AMY GOODMAN: What about the newspapers in South Dakota?

DOMINICK WASHINGTON: Newspapers across the state were unified in their outrage at the governor’s move. The Rapid City Journal, as a point of fact, which is one of the more conservative newspapers I would say in the country, blasted the governor for his move calling it outrageous. The point that they made was that while religion is fine to guide a politician or a public official’s decisions regarding public policy, it should not dictate it.

AMY GOODMAN: What’s on this teen website?

DOMINICK WASHINGTON: Teenwire.com is an award-winning web site that’s visited by approximately 500,000 parents and teens each month and what’s on it is information about sexual health, sexually transmitted infections, pregnancy, aids, HIV, it runs the gamut of sexual health information. Planned Parenthood, of course, encourages parents to view the web site with their children. But unfortunately, the comfort level for a lot of teenagers is not there. And so teenwire.com offers them a way to access information about sexuality that is comfortable and it really speaks their language to them.

AMY GOODMAN: So what’s Planned Parenthood going to about this? How long has Teenwire been out?
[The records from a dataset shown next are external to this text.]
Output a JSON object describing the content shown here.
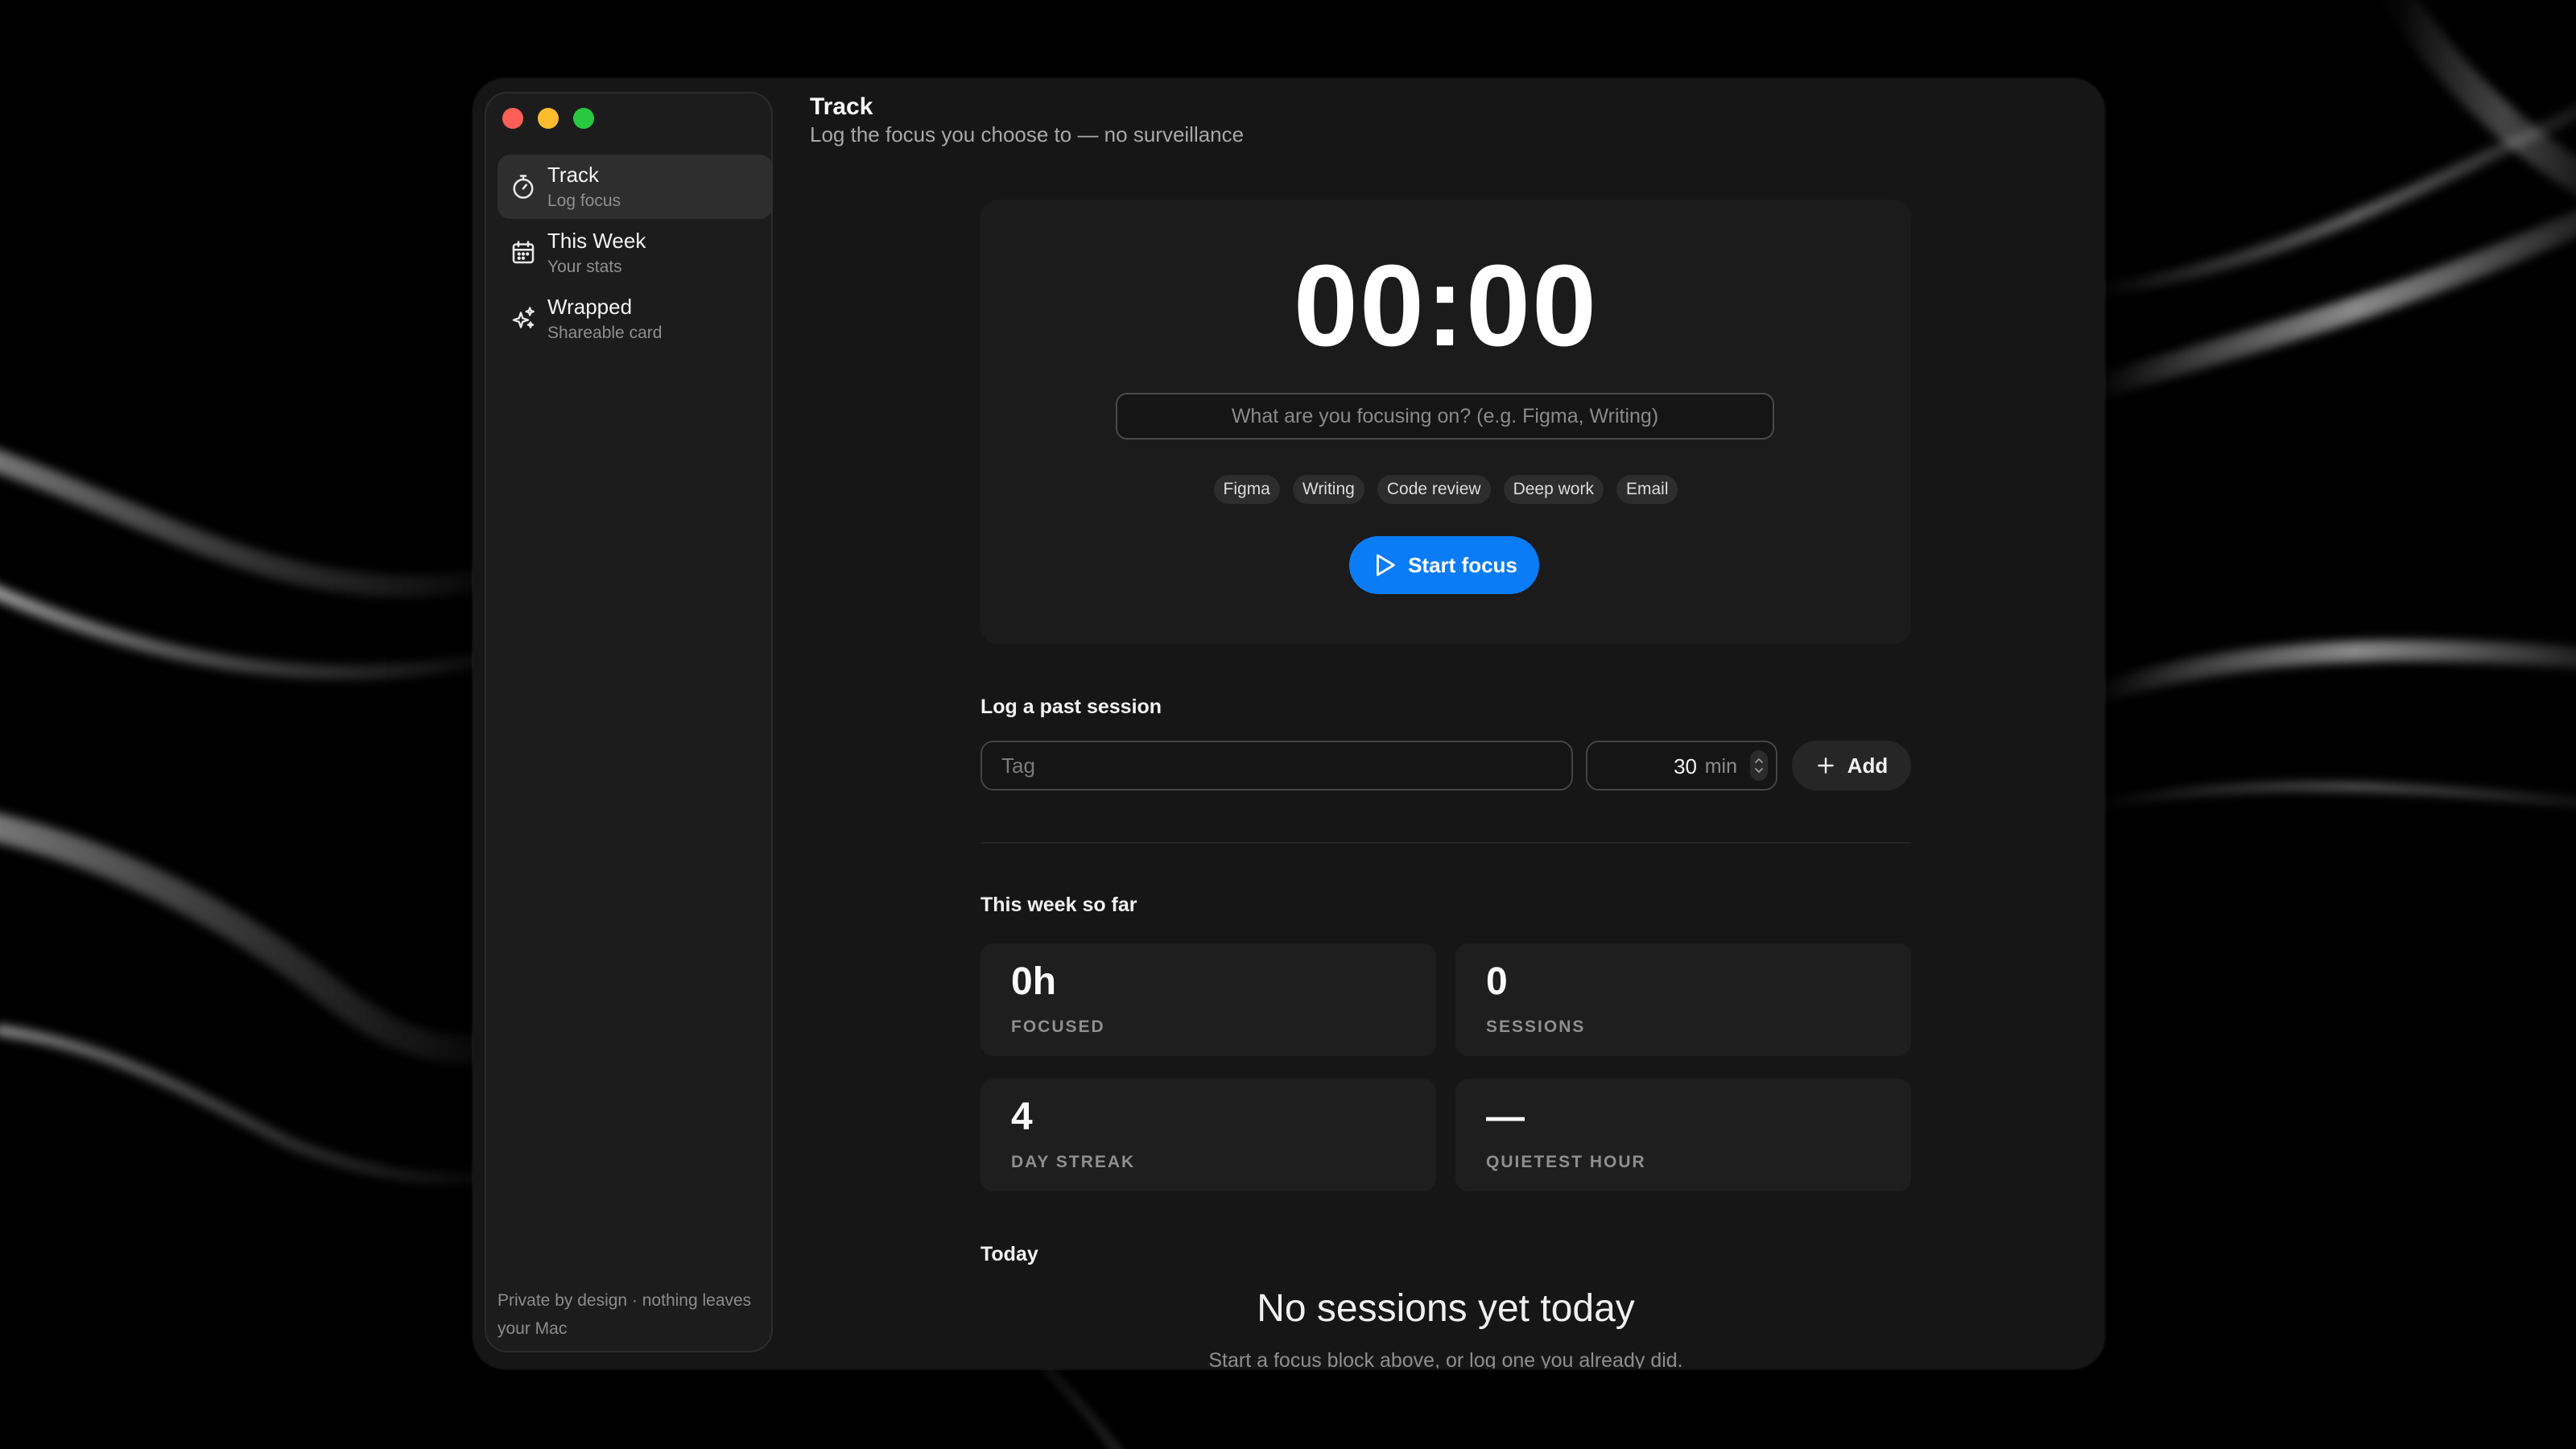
{
  "sidebar": {
    "items": [
      {
        "label": "Track",
        "sub": "Log focus",
        "icon": "stopwatch-icon",
        "active": true
      },
      {
        "label": "This Week",
        "sub": "Your stats",
        "icon": "calendar-icon"
      },
      {
        "label": "Wrapped",
        "sub": "Shareable card",
        "icon": "sparkles-icon"
      }
    ],
    "footer": "Private by design · nothing leaves your Mac"
  },
  "header": {
    "title": "Track",
    "subtitle": "Log the focus you choose to — no surveillance"
  },
  "timer": {
    "display": "00:00",
    "input_placeholder": "What are you focusing on? (e.g. Figma, Writing)",
    "chips": [
      "Figma",
      "Writing",
      "Code review",
      "Deep work",
      "Email"
    ],
    "start_label": "Start focus"
  },
  "log_past": {
    "title": "Log a past session",
    "tag_placeholder": "Tag",
    "minutes_value": "30",
    "minutes_unit": "min",
    "add_label": "Add"
  },
  "week": {
    "title": "This week so far",
    "stats": [
      {
        "value": "0h",
        "label": "FOCUSED"
      },
      {
        "value": "0",
        "label": "SESSIONS"
      },
      {
        "value": "4",
        "label": "DAY STREAK"
      },
      {
        "value": "—",
        "label": "QUIETEST HOUR"
      }
    ]
  },
  "today": {
    "title": "Today",
    "empty_title": "No sessions yet today",
    "empty_sub": "Start a focus block above, or log one you already did."
  },
  "colors": {
    "accent": "#0a7cf5",
    "window_bg": "#161616",
    "sidebar_bg": "#1c1c1c"
  }
}
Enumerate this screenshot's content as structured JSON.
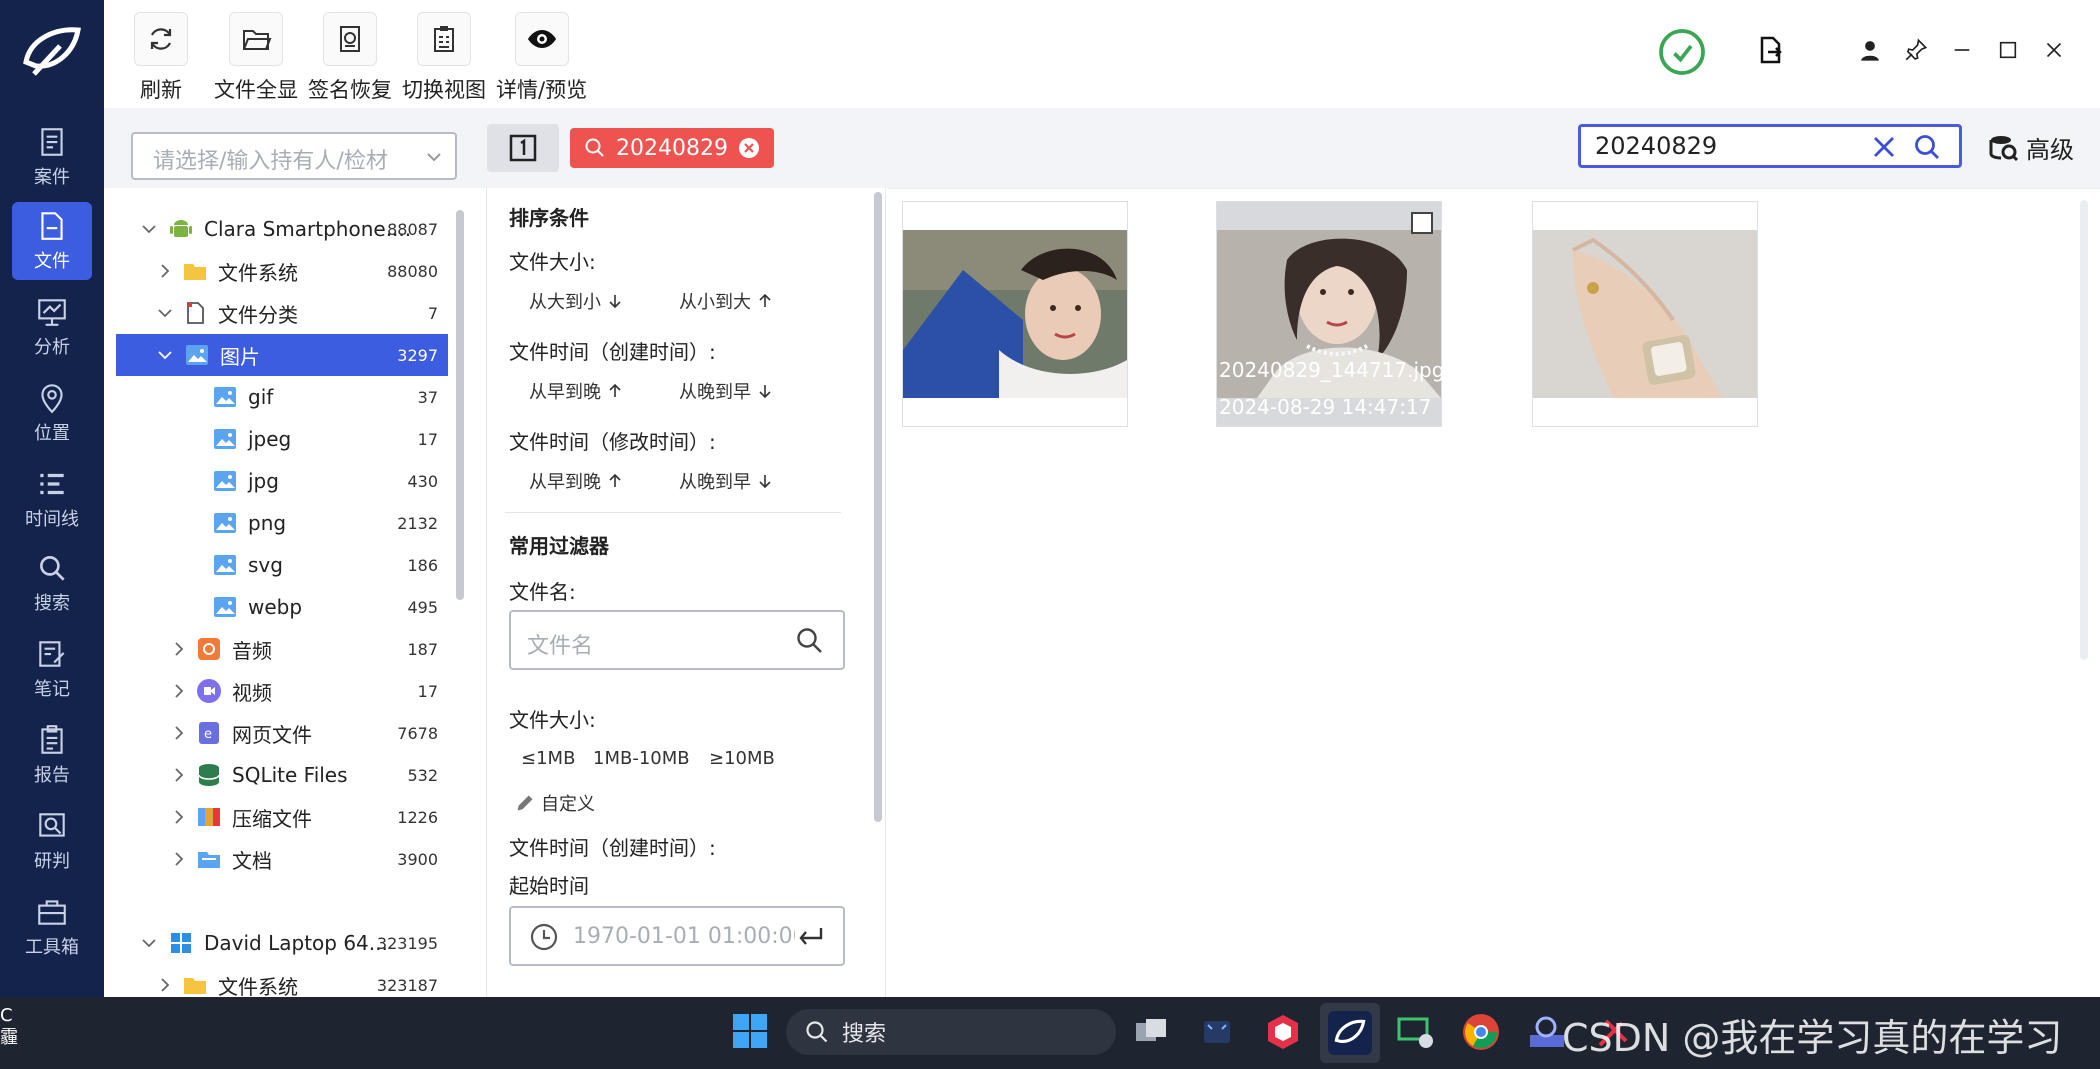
{
  "nav": {
    "items": [
      {
        "label": "案件",
        "icon": "case-icon"
      },
      {
        "label": "文件",
        "icon": "file-icon"
      },
      {
        "label": "分析",
        "icon": "analysis-icon"
      },
      {
        "label": "位置",
        "icon": "location-icon"
      },
      {
        "label": "时间线",
        "icon": "timeline-icon"
      },
      {
        "label": "搜索",
        "icon": "search-icon"
      },
      {
        "label": "笔记",
        "icon": "note-icon"
      },
      {
        "label": "报告",
        "icon": "report-icon"
      },
      {
        "label": "研判",
        "icon": "judge-icon"
      },
      {
        "label": "工具箱",
        "icon": "toolbox-icon"
      }
    ],
    "active_index": 1
  },
  "toolbar": {
    "refresh": "刷新",
    "show_all": "文件全显",
    "signature_restore": "签名恢复",
    "switch_view": "切换视图",
    "detail_preview": "详情/预览"
  },
  "search": {
    "owner_placeholder": "请选择/输入持有人/检材",
    "active_tag": "20240829",
    "query": "20240829",
    "advanced": "高级"
  },
  "tree": {
    "rows": [
      {
        "label": "Clara Smartphone....",
        "count": "88087"
      },
      {
        "label": "文件系统",
        "count": "88080"
      },
      {
        "label": "文件分类",
        "count": "7"
      },
      {
        "label": "图片",
        "count": "3297"
      },
      {
        "label": "gif",
        "count": "37"
      },
      {
        "label": "jpeg",
        "count": "17"
      },
      {
        "label": "jpg",
        "count": "430"
      },
      {
        "label": "png",
        "count": "2132"
      },
      {
        "label": "svg",
        "count": "186"
      },
      {
        "label": "webp",
        "count": "495"
      },
      {
        "label": "音频",
        "count": "187"
      },
      {
        "label": "视频",
        "count": "17"
      },
      {
        "label": "网页文件",
        "count": "7678"
      },
      {
        "label": "SQLite Files",
        "count": "532"
      },
      {
        "label": "压缩文件",
        "count": "1226"
      },
      {
        "label": "文档",
        "count": "3900"
      },
      {
        "label": "David Laptop 64...",
        "count": "323195"
      },
      {
        "label": "文件系统",
        "count": "323187"
      }
    ]
  },
  "filter": {
    "sort_title": "排序条件",
    "size_label": "文件大小:",
    "size_desc": "从大到小",
    "size_asc": "从小到大",
    "ctime_label": "文件时间（创建时间）:",
    "early_to_late": "从早到晚",
    "late_to_early": "从晚到早",
    "mtime_label": "文件时间（修改时间）:",
    "common_title": "常用过滤器",
    "filename_label": "文件名:",
    "filename_placeholder": "文件名",
    "size_label2": "文件大小:",
    "size_le1": "≤1MB",
    "size_1_10": "1MB-10MB",
    "size_ge10": "≥10MB",
    "custom": "自定义",
    "ctime_label2": "文件时间（创建时间）:",
    "start_time": "起始时间",
    "start_placeholder": "1970-01-01 01:00:00"
  },
  "gallery": {
    "items": [
      {
        "name": "",
        "time": ""
      },
      {
        "name": "20240829_144717.jpg",
        "time": "2024-08-29 14:47:17"
      },
      {
        "name": "",
        "time": ""
      }
    ]
  },
  "taskbar": {
    "left_line1": "C",
    "left_line2": "霾",
    "search": "搜索",
    "watermark": "CSDN @我在学习真的在学习"
  },
  "colors": {
    "nav_bg": "#14234b",
    "accent": "#3d5de0",
    "tag": "#ef5350"
  }
}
DOMINICK WASHINGTON: Teenwire’s been around since 1999. It was made available through a generous private grant and has been a part of the state of South Dakota, a part of their State Library Web site since early last year 2003. Planned Parenthood has been on the forefront of challenging the governor’s decision and will continue to organize support for the web site, of which there is plenty in the state.

AMY GOODMAN: Has this happened in any other state?

DOMINICK WASHINGTON: To my knowledge, no. It hasn’t happened in a state where a governor has come down and used the weight and power of his office to remove Teenwire from the state web site. So this is new ground and while, you know, it’s unfortunate, it’s systematic, it’s symptomatic of a growing problem that we have across this country.

AMY GOODMAN: Dominick Washington, a spokesperson for Planned Parenthood in Minnesota and South Dakota. I was speaking to him yesterday at the World Trade Center Seaport here in Boston.